Les enjeux croissants d’efficacité énergétique, de pilotage des usages et de cybersécurité, entraînent le marché vers des architectures toujours plus intégrées et sécurisées. Dans ce contexte, Schneider Electric structure sa stratégie autour de la durabilité, de la simplification des déploiements et de l’intégration des nouveaux enjeux énergétiques. Sami Shaikh, Global Strategy & Product Leader KNX chez Schneider Electric, détaille les orientations du groupe, leur déclinaison sur le marché français et les principales innovations présentées à Light + Building.
Quelle est votre stratégie globale pour le développement des solutions en KNX ?

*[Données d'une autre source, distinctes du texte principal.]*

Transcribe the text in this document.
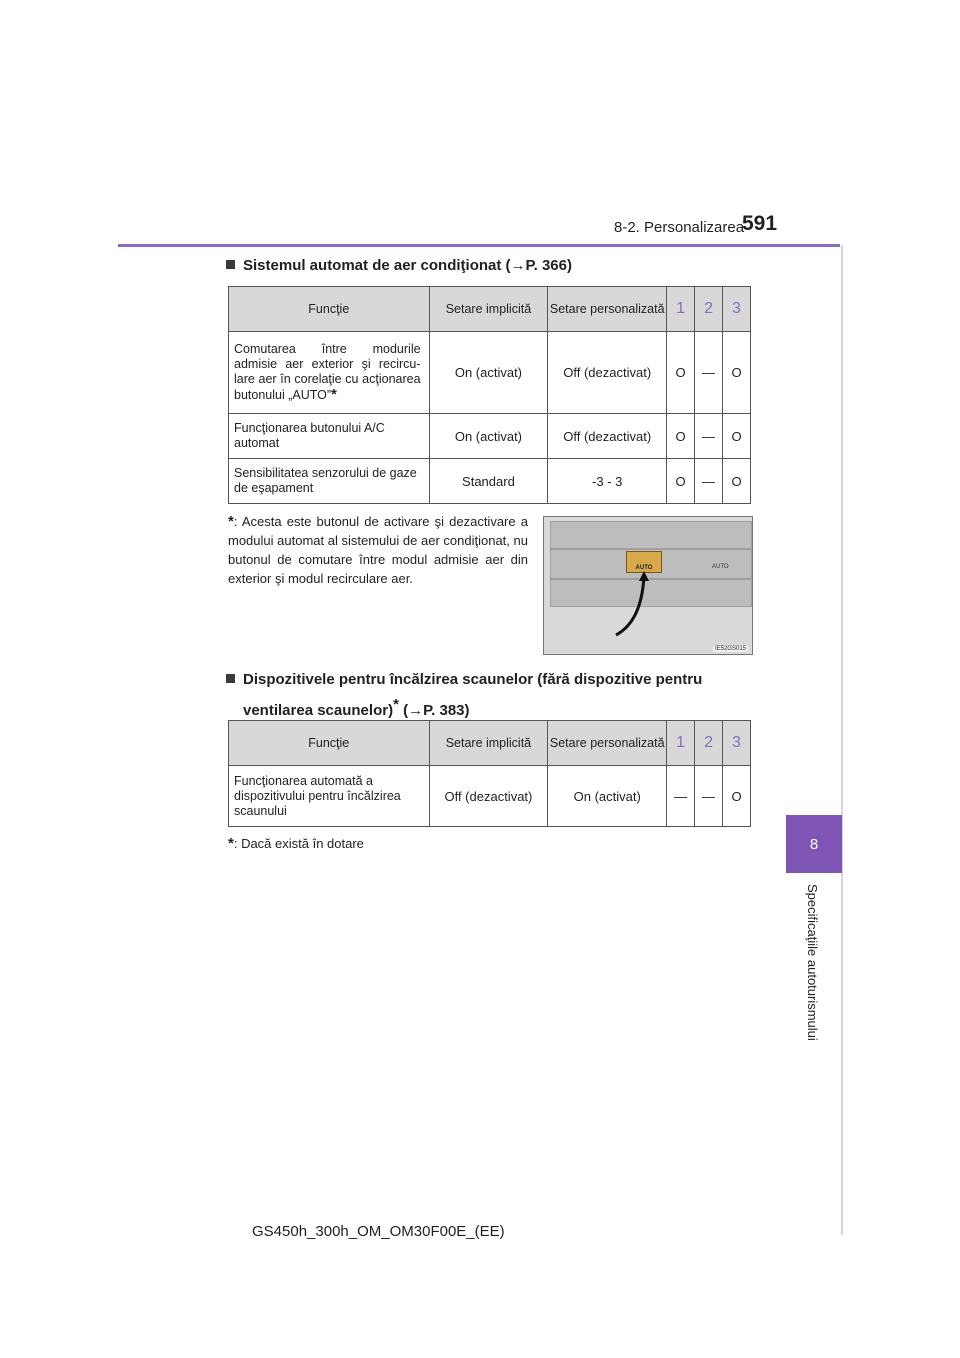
8-2. Personalizarea
591
8
Specificaţiile autoturismului
Sistemul automat de aer condiţionat (→P. 366)
Funcţie	Setare implicită	Setare personalizată	1	2	3
Comutarea între modurile admisie aer exterior şi recircu-lare aer în corelaţie cu acţionarea butonului „AUTO”*	On (activat)	Off (dezactivat)	O	—	O
Funcţionarea butonului A/C automat	On (activat)	Off (dezactivat)	O	—	O
Sensibilitatea senzorului de gaze de eşapament	Standard	-3 - 3	O	—	O
*: Acesta este butonul de activare şi dezactivare a modului automat al sistemului de aer condiţionat, nu butonul de comutare între modul admisie aer din exterior şi modul recirculare aer.
AUTO	AUTO
IE52GS015
Dispozitivele pentru încălzirea scaunelor (fără dispozitive pentru
ventilarea scaunelor)* (→P. 383)
Funcţie	Setare implicită	Setare personalizată	1	2	3
Funcţionarea automată a dispozitivului pentru încălzirea scaunului	Off (dezactivat)	On (activat)	—	—	O
*: Dacă există în dotare
GS450h_300h_OM_OM30F00E_(EE)
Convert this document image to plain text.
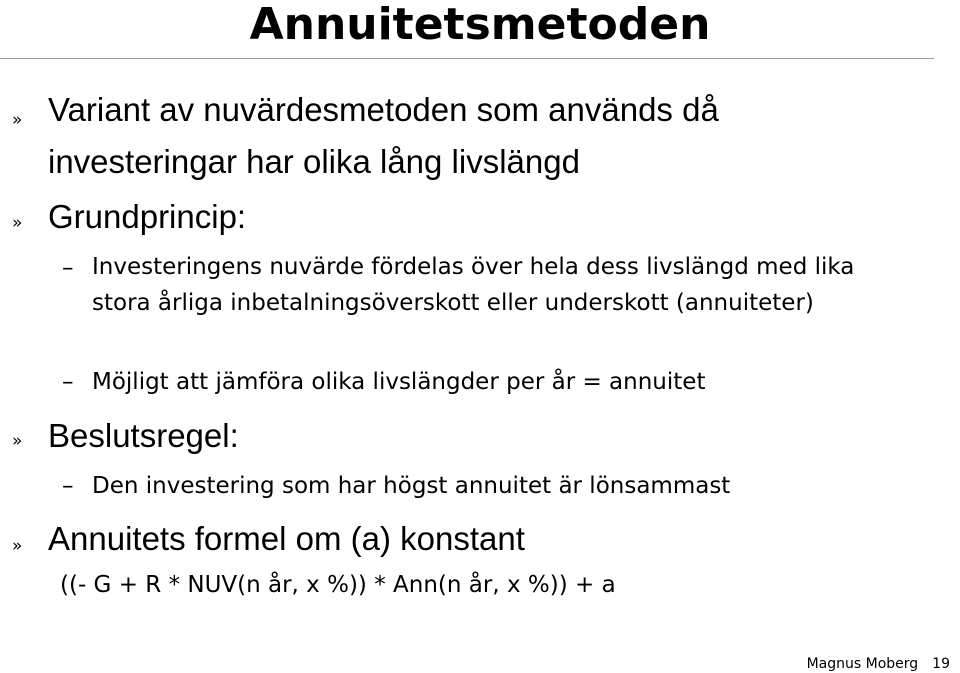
Annuitetsmetoden
» Variant av nuvärdesmetoden som används då investeringar har olika lång livslängd
» Grundprincip:
– Investeringens nuvärde fördelas över hela dess livslängd med lika stora årliga inbetalningsöverskott eller underskott (annuiteter)
– Möjligt att jämföra olika livslängder per år = annuitet
» Beslutsregel:
– Den investering som har högst annuitet är lönsammast
» Annuitets formel om (a) konstant
((- G + R * NUV(n år, x %)) * Ann(n år, x %)) + a
Magnus Moberg 19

Notre stratégie KNX est directement alignée sur notre vision globale : durabilité et efficacité énergétique. Nous concentrons nos développements sur l’optimisation des usages, notamment l’éclairage et le CVC, dans le résidentiel comme dans le tertiaire, avec une volonté d’étendre progressivement cette approche au secteur de l’hôtellerie. La cybersécurité est un axe structurant. Nous faisons évoluer l’ensemble de notre portefeuille pour répondre aux exigences du Cyber Resilience Act et de KNX Secure à horizon 2027. Cela implique des transformations matérielles profondes et mobilise aujourd’hui une part importante de nos équipes R&D. Nous travaillons également à simplifier le quotidien des intégrateurs : réduction du nombre d’outils, interfaces plus intuitives, configuration simplifiée, monitoring ou maintenance à distance. L’objectif est de gagner en efficacité et d’ouvrir la voie à de nouveaux services, notamment en maintenance et en exploitation. Enfin, l’énergie est un pilier clé. Avec l’essor des renouvelables, du stockage et des véhicules électriques, les bâtiments deviennent plus complexes à piloter. KNX joue un rôle central pour orchestrer ces flux et améliorer la performance globale.
Comment cette stratégie se décline-t-elle sur le marché français ?

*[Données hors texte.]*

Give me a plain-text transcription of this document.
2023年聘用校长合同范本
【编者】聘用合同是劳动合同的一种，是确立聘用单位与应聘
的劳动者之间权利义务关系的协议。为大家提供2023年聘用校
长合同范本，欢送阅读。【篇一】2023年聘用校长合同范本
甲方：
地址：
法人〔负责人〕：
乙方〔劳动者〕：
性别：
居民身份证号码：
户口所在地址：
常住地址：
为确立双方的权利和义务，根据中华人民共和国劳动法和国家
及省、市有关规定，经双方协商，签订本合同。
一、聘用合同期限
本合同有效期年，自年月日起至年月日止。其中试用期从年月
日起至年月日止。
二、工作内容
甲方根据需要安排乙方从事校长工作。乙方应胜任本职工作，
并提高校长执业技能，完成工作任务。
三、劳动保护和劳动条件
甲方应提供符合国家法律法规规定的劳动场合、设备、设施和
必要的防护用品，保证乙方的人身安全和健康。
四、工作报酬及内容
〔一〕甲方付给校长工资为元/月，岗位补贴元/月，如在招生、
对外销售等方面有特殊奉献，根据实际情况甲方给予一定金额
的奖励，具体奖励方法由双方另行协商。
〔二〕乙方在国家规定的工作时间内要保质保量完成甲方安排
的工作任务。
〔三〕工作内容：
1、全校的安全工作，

La France fait partie des marchés prioritaires et ses exigences sont intégrées dès la conception des produits. Nous ne développons pas de gammes spécifiques : les solutions sont globales, avec une adaptation systématique aux normes locales. Le marché français en KNX reste dynamique, porté par le résidentiel, le petit tertiaire et les rénovations. Le report du décret BACS n’a pas significativement ralenti cette dynamique, KNX étant davantage positionné sur des projets complets. Nous visons une conformité totale au Cyber Resilience Act d’ici fin 2027 pour l’ensemble de nos produits. En parallèle, les innovations, notamment autour de l’IoT, du cloud et des applications, sont déployées progressivement. Nous tenons à proposer des solutions complètes intégrant produits, contrôle, supervision, applications et services, avec une attention particulière portée à la simplicité de mise en œuvre et d’exploitation.
Quelles nouveautés produits KNX avez-vous présentées sur Light + Building ?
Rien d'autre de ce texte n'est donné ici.